House of Leon Trotsky

This large old house was a safe haven for the Russian leader Leon Trotsky and became his final resting-place. Expelled from the Soviet Union in 1929, he found refuge in Mexico in 1937, thanks to support from Diego Rivera. In 1940 the Spanish communist Ramon Mercader assassinated him in this very house. The political leader's original furnishings and his remains, buried beneath a modest monument in the garden, add intrigue to the museum.

Born Lev Davidovich Bronstein he was a Bolshevik revolutionary and Marxist theorist. He was an influential politician in the early days of the Soviet Union, first as People's Commissar for Foreign Affairs and then as the founder and commander of the Red Army and People's Commissar of War.

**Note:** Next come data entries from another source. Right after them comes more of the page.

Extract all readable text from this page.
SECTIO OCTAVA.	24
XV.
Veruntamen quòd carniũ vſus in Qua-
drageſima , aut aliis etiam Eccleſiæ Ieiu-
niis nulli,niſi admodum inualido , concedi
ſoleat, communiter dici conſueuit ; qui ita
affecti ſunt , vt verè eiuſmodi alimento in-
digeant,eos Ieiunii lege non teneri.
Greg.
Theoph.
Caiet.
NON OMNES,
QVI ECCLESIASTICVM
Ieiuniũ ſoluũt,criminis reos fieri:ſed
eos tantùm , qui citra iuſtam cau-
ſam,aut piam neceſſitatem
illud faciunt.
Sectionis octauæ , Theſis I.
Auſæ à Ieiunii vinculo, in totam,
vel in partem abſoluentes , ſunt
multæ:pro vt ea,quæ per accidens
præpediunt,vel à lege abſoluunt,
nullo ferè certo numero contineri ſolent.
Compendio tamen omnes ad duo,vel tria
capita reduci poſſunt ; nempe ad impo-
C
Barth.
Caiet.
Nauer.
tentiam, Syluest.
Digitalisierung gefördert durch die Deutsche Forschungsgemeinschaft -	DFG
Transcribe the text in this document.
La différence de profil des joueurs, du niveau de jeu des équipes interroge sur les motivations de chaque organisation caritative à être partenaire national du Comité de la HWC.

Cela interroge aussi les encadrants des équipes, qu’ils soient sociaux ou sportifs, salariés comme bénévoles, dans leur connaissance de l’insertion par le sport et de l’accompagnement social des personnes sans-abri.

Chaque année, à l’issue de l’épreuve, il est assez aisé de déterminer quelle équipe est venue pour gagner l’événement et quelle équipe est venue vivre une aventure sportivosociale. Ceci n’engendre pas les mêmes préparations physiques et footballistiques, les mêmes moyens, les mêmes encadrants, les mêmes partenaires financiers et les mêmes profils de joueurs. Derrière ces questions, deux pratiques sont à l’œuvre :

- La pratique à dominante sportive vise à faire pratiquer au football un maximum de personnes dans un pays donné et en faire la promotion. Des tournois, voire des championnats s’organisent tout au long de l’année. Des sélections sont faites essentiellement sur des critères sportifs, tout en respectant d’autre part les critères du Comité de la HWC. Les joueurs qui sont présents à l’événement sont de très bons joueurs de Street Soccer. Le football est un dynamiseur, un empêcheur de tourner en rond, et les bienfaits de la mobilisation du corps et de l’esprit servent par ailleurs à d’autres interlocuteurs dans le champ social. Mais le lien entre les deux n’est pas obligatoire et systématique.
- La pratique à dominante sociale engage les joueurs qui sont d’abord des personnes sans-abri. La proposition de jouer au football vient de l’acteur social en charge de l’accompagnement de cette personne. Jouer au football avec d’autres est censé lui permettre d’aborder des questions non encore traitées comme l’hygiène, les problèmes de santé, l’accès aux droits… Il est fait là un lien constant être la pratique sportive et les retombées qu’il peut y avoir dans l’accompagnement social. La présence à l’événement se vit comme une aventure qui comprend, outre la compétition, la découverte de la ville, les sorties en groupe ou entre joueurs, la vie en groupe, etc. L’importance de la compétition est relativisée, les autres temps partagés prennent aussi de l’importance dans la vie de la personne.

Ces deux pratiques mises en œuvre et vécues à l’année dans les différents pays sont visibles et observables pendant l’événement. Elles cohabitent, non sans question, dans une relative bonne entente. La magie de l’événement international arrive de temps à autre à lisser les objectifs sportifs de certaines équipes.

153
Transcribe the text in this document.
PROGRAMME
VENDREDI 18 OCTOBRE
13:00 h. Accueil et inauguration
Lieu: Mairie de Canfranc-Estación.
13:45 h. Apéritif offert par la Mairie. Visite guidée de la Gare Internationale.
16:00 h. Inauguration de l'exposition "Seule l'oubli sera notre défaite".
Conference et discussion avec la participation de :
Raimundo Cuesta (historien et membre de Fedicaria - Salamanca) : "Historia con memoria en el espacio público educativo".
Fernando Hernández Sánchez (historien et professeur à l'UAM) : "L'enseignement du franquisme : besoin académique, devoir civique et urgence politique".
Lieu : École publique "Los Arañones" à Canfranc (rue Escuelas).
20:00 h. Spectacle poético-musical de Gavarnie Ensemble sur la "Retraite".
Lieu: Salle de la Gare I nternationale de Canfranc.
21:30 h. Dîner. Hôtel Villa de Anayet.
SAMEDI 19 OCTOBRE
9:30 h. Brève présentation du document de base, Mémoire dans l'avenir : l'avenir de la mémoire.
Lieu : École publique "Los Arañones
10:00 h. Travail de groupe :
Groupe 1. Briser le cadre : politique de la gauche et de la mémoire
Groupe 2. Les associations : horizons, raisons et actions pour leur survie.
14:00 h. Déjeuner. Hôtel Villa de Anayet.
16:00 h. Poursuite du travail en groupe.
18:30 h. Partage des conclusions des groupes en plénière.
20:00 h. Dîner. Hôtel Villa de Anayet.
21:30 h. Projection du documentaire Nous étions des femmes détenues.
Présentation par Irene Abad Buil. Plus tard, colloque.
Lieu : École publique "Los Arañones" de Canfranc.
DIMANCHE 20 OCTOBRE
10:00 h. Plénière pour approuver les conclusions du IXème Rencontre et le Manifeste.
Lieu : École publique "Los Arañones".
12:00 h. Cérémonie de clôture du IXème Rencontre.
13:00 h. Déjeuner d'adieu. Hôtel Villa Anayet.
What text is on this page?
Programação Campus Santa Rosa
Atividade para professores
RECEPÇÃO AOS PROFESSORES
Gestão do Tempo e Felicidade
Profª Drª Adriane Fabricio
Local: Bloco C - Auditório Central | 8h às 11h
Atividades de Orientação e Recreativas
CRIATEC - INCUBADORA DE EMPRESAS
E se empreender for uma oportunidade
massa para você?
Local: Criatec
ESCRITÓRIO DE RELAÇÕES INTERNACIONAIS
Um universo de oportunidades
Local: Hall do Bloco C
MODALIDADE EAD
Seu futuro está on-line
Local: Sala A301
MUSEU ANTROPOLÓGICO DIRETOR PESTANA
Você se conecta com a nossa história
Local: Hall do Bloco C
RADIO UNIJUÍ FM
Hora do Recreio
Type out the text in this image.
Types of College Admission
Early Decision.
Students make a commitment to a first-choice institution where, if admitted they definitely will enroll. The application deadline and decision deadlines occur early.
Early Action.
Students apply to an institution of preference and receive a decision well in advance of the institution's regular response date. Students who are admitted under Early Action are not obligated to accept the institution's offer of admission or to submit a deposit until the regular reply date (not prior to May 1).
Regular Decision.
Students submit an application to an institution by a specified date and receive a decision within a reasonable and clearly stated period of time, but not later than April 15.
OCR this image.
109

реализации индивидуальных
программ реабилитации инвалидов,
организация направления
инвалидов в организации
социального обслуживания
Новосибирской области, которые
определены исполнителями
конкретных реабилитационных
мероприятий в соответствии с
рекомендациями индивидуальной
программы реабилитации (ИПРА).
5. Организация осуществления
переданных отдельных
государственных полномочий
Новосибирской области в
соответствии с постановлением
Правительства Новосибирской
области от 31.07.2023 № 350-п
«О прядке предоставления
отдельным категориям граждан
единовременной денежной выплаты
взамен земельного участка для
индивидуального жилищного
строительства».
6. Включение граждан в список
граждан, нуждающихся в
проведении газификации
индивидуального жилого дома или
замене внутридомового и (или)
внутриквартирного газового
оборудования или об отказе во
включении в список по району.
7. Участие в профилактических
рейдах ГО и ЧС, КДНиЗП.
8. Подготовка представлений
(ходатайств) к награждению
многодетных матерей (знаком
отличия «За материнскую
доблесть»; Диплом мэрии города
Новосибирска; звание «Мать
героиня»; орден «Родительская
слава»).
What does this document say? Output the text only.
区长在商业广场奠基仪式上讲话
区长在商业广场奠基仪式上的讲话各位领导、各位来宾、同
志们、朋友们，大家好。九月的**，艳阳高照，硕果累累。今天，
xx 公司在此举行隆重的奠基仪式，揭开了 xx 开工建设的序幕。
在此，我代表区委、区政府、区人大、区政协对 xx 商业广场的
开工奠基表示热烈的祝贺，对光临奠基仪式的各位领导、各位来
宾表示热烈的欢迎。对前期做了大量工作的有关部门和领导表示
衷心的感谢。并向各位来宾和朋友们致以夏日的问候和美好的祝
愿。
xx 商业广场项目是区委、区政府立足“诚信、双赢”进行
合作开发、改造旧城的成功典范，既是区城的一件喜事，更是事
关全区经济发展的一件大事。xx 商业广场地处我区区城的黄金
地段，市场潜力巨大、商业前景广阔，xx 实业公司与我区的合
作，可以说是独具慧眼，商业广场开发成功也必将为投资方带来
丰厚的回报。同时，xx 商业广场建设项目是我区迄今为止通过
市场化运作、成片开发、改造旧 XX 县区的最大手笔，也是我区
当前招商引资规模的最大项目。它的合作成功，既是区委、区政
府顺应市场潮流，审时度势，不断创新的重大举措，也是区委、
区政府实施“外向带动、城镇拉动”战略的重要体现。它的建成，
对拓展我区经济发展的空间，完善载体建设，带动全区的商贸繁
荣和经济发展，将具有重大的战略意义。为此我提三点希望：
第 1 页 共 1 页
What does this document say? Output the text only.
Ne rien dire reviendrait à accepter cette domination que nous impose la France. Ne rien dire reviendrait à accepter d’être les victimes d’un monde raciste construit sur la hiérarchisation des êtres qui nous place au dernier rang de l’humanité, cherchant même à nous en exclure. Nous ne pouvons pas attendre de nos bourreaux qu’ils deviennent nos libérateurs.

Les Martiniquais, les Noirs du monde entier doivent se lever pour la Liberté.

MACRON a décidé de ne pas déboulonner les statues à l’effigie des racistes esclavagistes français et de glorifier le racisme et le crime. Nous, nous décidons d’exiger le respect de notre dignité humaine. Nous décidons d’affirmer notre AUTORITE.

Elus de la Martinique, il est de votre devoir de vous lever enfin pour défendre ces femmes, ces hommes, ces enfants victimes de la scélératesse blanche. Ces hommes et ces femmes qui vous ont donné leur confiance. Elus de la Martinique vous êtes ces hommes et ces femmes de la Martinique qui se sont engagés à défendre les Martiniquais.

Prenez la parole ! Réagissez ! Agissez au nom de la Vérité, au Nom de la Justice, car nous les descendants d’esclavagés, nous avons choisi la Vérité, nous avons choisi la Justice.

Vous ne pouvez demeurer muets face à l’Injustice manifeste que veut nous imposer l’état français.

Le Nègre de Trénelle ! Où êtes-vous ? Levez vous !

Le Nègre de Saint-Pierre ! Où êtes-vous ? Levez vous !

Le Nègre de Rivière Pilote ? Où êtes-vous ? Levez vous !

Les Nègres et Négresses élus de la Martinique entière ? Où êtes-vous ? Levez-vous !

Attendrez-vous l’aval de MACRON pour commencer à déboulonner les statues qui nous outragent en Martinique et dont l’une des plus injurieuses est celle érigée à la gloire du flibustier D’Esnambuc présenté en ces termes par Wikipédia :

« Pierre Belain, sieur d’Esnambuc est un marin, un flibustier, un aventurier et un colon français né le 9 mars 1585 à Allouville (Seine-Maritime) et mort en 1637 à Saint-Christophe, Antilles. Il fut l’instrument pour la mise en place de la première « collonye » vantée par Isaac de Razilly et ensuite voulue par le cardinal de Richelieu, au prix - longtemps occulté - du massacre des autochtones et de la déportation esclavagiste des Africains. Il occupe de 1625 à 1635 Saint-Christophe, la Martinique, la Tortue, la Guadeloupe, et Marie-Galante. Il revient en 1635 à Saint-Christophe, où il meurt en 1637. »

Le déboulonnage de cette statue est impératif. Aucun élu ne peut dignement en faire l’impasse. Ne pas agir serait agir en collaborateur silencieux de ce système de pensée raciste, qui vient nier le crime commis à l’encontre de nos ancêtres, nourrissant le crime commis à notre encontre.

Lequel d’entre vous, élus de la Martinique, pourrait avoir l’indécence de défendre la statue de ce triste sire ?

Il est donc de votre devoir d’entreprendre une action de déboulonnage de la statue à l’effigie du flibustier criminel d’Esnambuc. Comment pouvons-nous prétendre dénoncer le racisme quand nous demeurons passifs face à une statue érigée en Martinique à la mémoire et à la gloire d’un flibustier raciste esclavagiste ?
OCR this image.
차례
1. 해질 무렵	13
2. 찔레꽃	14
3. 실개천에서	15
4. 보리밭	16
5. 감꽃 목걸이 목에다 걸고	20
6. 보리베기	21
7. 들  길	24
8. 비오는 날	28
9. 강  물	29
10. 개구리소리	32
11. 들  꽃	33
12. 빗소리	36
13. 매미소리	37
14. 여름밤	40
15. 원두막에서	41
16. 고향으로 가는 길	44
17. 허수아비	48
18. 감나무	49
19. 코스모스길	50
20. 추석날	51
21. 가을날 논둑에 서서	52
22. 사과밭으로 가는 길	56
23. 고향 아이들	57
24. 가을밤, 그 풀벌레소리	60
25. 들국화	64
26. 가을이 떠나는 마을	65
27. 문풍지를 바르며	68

On a balmy summer evening in August 1940, a young man gained admittance to the study of Leon Trotsky's heavily guarded house near Mexico City. He asked Trotsky to read something he had written. While Trotsky was poring over his article, the visitor removed an alpine climbing axe from his overcoat and sank it into the great thinker's skull.

The assassin, who called himself Jacson Mornard, was traveling with a forged Canadian passport and claimed to be in Mexico on business. In reality, he was a Stalinist agent who had been posing as the boyfriend of Trotsky's personal secretary in order to carry out his mission.